The researchers set up an experiment that simulated a scenario where fish larvae swam or drifted past an undersea cable. The behaviour of the larvae was filmed and analysed by the researchers.

“Being exposed to the magnetic field more than halved the swimming activity of the great majority of the haddock larvae. It also reduced their acceleration significantly,” says Cresci about the results of the experiment.

“Such a reduction in swimming activity can affect the spread and survival of the larvae in the wild.”

In previous research, Cresci and his colleagues have found that haddock larvae do not just drift passively with the current; they also swim actively in a north-westerly direction, following an internal magnetic “compass”.

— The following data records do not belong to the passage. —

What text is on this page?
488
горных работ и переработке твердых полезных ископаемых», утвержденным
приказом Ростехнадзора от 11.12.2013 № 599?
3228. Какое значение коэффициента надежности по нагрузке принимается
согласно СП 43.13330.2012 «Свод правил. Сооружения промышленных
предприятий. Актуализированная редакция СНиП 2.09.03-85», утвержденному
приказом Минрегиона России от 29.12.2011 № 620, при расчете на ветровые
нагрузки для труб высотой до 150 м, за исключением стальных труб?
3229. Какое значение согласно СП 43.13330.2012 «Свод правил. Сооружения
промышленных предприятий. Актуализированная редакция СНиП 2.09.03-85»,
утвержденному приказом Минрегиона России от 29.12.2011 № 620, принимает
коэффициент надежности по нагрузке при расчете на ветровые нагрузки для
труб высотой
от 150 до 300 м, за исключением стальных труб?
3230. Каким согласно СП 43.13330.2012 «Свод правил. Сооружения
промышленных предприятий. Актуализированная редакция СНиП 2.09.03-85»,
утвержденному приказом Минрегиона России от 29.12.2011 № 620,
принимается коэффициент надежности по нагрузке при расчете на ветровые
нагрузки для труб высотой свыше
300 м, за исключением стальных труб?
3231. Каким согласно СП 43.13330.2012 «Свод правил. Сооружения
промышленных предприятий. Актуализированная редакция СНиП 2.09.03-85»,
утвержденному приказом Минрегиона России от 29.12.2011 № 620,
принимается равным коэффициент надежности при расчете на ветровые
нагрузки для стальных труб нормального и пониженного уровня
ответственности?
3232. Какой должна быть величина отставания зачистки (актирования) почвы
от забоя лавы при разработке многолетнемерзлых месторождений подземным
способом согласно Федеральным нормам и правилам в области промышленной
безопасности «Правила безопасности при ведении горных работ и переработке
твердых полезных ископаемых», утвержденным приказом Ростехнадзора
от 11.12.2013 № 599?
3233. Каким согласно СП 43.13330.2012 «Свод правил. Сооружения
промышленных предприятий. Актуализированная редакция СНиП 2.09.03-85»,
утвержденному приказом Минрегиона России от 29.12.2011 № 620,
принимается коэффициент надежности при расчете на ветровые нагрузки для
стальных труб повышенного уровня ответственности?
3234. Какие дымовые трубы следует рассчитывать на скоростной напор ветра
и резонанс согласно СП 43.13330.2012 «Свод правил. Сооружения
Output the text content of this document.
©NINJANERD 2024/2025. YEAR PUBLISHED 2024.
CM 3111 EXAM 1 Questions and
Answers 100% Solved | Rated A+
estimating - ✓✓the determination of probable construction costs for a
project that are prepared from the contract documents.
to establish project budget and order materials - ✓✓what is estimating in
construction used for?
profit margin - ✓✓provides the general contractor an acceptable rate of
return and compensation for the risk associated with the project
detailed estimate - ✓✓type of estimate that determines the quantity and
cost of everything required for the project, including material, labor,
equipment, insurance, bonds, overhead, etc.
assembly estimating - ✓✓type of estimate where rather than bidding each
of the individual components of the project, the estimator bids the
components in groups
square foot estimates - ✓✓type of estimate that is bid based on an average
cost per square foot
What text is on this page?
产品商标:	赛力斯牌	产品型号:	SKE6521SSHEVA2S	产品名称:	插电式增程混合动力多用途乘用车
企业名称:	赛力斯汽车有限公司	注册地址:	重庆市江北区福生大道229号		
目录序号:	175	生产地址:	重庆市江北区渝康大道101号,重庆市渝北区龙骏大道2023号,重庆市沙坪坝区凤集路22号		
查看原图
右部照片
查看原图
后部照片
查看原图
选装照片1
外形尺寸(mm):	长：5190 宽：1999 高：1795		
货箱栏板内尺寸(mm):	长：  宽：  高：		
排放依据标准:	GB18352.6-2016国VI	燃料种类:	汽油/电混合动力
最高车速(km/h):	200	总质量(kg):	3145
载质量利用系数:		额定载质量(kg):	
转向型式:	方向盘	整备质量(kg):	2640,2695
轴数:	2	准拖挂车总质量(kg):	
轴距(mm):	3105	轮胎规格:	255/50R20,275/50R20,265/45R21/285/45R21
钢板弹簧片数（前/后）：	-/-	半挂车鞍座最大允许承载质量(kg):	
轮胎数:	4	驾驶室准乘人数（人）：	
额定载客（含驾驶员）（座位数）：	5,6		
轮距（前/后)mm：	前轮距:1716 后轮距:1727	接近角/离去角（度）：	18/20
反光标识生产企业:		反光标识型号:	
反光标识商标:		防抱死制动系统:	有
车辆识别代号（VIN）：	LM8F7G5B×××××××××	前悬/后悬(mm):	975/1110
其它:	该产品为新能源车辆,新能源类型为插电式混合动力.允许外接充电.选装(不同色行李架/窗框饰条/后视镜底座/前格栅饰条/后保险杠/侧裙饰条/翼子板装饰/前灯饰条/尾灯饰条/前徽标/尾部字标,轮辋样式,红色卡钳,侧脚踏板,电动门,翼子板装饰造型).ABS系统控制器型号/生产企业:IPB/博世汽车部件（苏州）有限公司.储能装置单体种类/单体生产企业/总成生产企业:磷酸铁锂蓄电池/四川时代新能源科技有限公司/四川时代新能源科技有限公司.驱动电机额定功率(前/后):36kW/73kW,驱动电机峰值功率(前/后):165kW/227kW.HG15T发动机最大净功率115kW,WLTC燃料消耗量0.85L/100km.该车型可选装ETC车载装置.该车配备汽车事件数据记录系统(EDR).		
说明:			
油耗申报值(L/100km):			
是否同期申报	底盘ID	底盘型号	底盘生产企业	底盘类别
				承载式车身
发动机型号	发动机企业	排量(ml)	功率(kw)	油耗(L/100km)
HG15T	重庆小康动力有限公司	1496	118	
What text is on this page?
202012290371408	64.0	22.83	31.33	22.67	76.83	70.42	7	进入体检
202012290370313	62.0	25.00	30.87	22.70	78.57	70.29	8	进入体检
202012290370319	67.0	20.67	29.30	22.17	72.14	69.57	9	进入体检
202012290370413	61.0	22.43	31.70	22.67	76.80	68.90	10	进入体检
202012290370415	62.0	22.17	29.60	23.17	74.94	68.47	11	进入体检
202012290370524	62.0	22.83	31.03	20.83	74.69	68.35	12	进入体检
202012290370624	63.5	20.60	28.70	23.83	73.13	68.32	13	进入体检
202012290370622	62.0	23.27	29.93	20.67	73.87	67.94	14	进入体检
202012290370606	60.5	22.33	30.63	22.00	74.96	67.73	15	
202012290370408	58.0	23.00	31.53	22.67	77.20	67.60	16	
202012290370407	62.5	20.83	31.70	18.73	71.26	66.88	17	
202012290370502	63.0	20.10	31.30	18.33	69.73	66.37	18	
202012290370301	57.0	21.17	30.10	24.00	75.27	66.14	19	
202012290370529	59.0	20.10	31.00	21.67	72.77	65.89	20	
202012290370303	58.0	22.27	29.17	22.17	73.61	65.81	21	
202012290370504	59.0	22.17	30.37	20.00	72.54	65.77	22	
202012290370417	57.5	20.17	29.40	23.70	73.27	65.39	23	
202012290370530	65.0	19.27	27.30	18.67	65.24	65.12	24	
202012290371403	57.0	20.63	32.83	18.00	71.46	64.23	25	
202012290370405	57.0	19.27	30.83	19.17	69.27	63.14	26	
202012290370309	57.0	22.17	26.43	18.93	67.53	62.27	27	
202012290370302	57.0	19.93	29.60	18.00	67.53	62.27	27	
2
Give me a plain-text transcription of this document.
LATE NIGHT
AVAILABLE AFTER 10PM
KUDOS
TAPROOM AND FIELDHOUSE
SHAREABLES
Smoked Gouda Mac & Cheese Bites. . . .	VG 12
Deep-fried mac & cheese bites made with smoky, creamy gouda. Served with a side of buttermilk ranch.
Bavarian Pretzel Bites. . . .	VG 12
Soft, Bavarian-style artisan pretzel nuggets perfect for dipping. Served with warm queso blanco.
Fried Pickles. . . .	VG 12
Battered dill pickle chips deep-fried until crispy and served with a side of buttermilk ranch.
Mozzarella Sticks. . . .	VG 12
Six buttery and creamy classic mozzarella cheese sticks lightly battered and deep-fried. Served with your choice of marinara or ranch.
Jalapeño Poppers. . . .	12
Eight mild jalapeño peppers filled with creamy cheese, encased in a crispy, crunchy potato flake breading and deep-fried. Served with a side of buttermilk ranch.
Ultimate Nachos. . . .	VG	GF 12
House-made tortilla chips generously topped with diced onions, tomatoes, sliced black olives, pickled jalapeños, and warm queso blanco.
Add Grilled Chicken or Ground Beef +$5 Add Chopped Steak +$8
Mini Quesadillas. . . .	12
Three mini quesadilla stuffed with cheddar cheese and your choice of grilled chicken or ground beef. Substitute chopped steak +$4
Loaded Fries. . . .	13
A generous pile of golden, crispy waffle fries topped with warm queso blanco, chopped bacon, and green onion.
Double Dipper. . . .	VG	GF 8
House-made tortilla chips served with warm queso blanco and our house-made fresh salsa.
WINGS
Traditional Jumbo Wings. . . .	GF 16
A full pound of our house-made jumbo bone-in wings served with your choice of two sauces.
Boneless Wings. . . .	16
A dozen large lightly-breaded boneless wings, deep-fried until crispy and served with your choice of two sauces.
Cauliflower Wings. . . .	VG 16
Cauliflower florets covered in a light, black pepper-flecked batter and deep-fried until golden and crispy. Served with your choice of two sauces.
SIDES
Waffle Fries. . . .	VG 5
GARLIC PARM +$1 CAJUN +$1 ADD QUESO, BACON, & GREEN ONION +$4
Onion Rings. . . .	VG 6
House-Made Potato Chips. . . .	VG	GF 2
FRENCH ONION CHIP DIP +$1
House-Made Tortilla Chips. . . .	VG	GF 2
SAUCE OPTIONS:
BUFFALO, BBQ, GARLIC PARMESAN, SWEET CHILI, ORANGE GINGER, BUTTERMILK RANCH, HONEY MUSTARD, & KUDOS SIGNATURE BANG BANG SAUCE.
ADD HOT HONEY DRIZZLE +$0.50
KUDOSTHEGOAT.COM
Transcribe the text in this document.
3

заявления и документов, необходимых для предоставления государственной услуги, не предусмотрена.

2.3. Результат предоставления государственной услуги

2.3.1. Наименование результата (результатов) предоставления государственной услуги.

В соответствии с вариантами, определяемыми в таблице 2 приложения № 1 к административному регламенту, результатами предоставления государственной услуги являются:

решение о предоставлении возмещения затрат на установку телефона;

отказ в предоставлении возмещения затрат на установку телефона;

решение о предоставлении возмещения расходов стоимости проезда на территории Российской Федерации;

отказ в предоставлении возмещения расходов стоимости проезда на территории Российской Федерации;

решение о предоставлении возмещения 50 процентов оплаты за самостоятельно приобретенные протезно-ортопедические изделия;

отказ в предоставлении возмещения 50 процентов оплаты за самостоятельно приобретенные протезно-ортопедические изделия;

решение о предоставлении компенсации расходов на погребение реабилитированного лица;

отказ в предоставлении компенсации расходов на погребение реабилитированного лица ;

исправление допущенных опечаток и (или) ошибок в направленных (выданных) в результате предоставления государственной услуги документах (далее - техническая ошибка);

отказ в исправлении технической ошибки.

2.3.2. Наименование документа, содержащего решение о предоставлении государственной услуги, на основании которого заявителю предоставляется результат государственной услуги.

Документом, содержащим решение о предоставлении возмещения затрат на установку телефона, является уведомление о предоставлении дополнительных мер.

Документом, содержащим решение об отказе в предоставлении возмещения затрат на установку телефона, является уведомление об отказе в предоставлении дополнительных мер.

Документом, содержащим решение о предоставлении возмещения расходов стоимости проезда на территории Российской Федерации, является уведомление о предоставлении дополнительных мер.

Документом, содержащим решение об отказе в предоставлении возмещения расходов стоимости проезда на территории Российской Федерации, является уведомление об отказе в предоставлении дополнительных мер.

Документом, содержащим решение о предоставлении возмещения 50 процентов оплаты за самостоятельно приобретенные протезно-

This directional swimming helps determine where the newly hatched larvae end up after spawning. If the swimming activity is slowed down by submarine cables, it can therefore affect their spread and reduce their chances of survival.

“Therefore, we wanted to understand whether haddock larvae, which will operate in areas where offshore wind turbines are planned, are affected by magnetic fields in the intensity range of those generated by the underwater cables that connect the turbines,” says the marine researcher.

The experiment was carried out in a special tank built for the purpose, with electric coils that could induce magnetic fields in one half of the tank. The strength of the magnetic field was the same as from ordinary submarine cables.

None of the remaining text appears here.